Naquele então, a Escola não era lugar para, apenas, ou sobretudo, acolher meninos e meninas. Era ambiente para desenvolver o conhecimento, com seu tempo próprio para o ensino, onde se construía a disciplina do estudo, sob os modos sisudos dos professores e professoras; de forma que, a cada bimestre e, especialmente, no final do ano, tínhamos que prestar contas de tudo. O Boletim, escrito à mão, sem nenhuma nota vermelha, era a prova de que tínhamos sido estudiosos, que éramos inteligentes, dedicados – e as pessoas sabiam desse desempenho, e comentavam, elogiando. Não me lembro de algum de nós, da Quinta Série em diante, que não soubesse ler e escrever bem, porque ninguém passava para o Ginásio sem saber ler, escrever e fazer, no mínimo, as Quatro Operações, com a Tabuada na “ponta da língua” ...

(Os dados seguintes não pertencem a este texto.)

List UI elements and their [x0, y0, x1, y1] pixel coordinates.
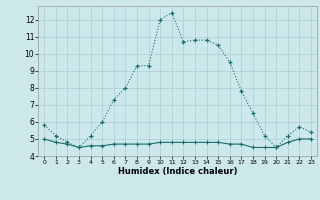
- X-axis label: Humidex (Indice chaleur): Humidex (Indice chaleur): [118, 167, 237, 176]
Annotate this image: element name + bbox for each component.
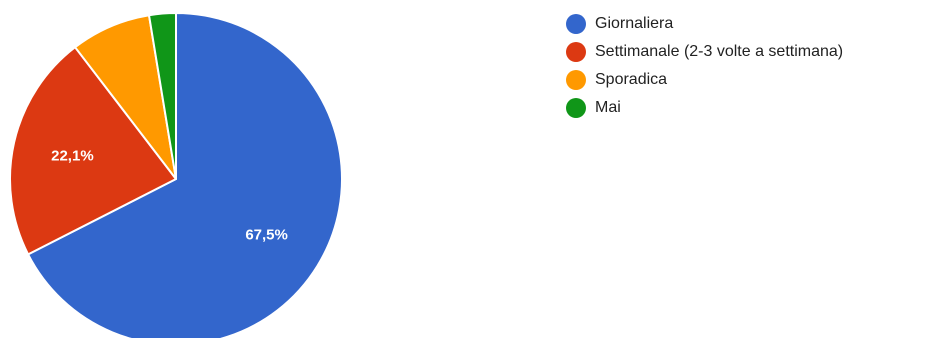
legend-swatch-icon — [566, 42, 586, 62]
legend-item-3: Sporadica — [566, 66, 843, 94]
legend-label: Mai — [595, 99, 621, 116]
legend-label: Settimanale (2-3 volte a settimana) — [595, 43, 844, 60]
pie-slice-4 — [148, 12, 177, 180]
legend-label: Sporadica — [595, 71, 668, 88]
pie-slice-2 — [9, 46, 177, 256]
legend-label: Giornaliera — [595, 15, 674, 32]
pie-chart: 67,5% 22,1% — [9, 12, 343, 338]
pie-slice-label-2: 22,1% — [51, 148, 94, 165]
legend: Giornaliera Settimanale (2-3 volte a sett… — [566, 10, 843, 122]
legend-item-2: Settimanale (2-3 volte a settimana) — [566, 38, 843, 66]
legend-swatch-icon — [566, 70, 586, 90]
legend-swatch-icon — [566, 98, 586, 118]
legend-swatch-icon — [566, 14, 586, 34]
legend-item-1: Giornaliera — [566, 10, 843, 38]
pie-slice-label-1: 67,5% — [245, 227, 288, 244]
pie-slice-1 — [27, 12, 343, 338]
legend-item-4: Mai — [566, 94, 843, 122]
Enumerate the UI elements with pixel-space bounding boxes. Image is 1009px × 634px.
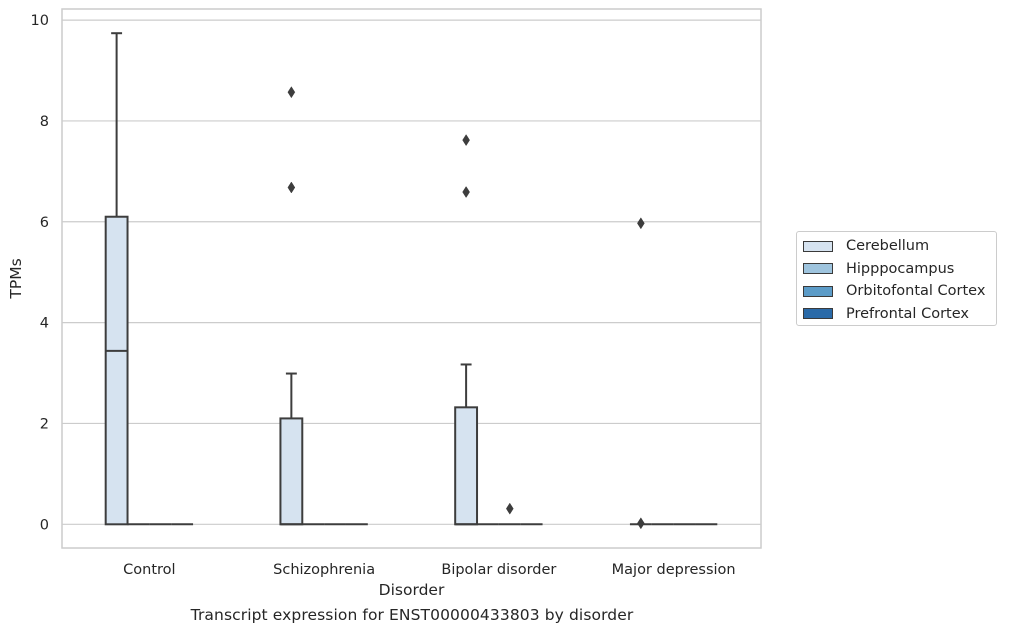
legend-swatch (803, 240, 833, 252)
figure-caption: Transcript expression for ENST0000043380… (190, 606, 634, 624)
legend: Cerebellum Hipppocampus Orbitofontal Cor… (796, 231, 997, 326)
outlier-point (637, 217, 645, 230)
legend-item-orbitofrontal-cortex: Orbitofontal Cortex (803, 280, 996, 303)
box (279, 417, 304, 526)
y-tick-label: 6 (40, 215, 49, 231)
y-axis-label: TPMs (7, 258, 25, 299)
box (104, 215, 129, 526)
legend-item-cerebellum: Cerebellum (803, 235, 996, 258)
y-tick-label: 2 (40, 416, 49, 432)
outlier-point (287, 181, 296, 194)
legend-label: Prefrontal Cortex (846, 305, 969, 322)
legend-label: Hipppocampus (846, 260, 955, 277)
outlier-point (637, 517, 645, 530)
y-tick-label: 8 (40, 114, 49, 130)
plot-border (61, 8, 762, 549)
x-tick-label: Schizophrenia (273, 562, 375, 578)
outlier-point (462, 134, 470, 147)
legend-swatch (803, 285, 833, 297)
box-group (629, 217, 652, 530)
legend-swatch (803, 308, 833, 320)
outlier-point (462, 186, 470, 198)
x-tick-label: Major depression (612, 562, 736, 578)
legend-label: Orbitofontal Cortex (846, 283, 986, 300)
box (454, 406, 479, 526)
box-group (498, 502, 521, 526)
y-tick-labels: 0 2 4 6 8 10 (31, 13, 49, 533)
outlier-point (506, 502, 514, 515)
x-axis-label: Disorder (379, 581, 445, 599)
legend-item-prefrontal-cortex: Prefrontal Cortex (803, 303, 996, 326)
y-tick-label: 4 (40, 316, 49, 332)
legend-label: Cerebellum (846, 238, 930, 255)
box-layer (104, 32, 718, 530)
x-tick-labels: Control Schizophrenia Bipolar disorder Majo… (123, 562, 735, 578)
legend-swatch (803, 263, 833, 275)
box-group (104, 32, 129, 526)
plot-area (62, 9, 761, 548)
y-tick-label: 10 (31, 13, 49, 29)
y-tick-label: 0 (40, 517, 49, 533)
legend-item-hippocampus: Hipppocampus (803, 258, 996, 281)
x-tick-label: Control (123, 562, 175, 578)
box-group (454, 134, 479, 526)
x-tick-label: Bipolar disorder (441, 562, 556, 578)
outlier-point (287, 86, 296, 99)
box-group (279, 86, 304, 526)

Das nossas Professoras do Primário, nenhuma tinha curso superior; mas, alfabetizavam a todos: Dona Rita, Dona Nery, Dona Valdeniza, Professor Raimundo de Pano. Do Ginásio: Zé Gomes, Francisco Kleishmith, Hugo Alovisi, Lourdes e outros que lembro a fisionomia, mas o nome, não...
Havia naquele ambiente interiorano, uma atmosfera favorável ao ensino e à aprendizagem, de forma que os três sujeitos fundamentais do processo educacional-escolar – Professor, Estudante e os Pais/Mães – sabiam dos seus papéis e os cumpriam rigorosamente, com responsabilidade intransferível; pois, assim, cuidavam da própria imagem pública, exigida tácita e, às vezes, explicitamente, pelo ambiente social. O primeiro, expressava a autoridade de quem sabia e ensinava com rigor e eficiência, de maneira que sua capacidade era reconhecida e comentada; o segundo, com a obrigação da disciplina para estudar e aprender, sem descuidar do respeito, se desdobrava em esforços; o terceiro, com a responsabilidade de acompanhar tudo e corrigir o segundo de alguma falta, irresponsabilidade ou desrespeito, inclusive com a ameaça da temida palmatória, para se orgulhar do resultado...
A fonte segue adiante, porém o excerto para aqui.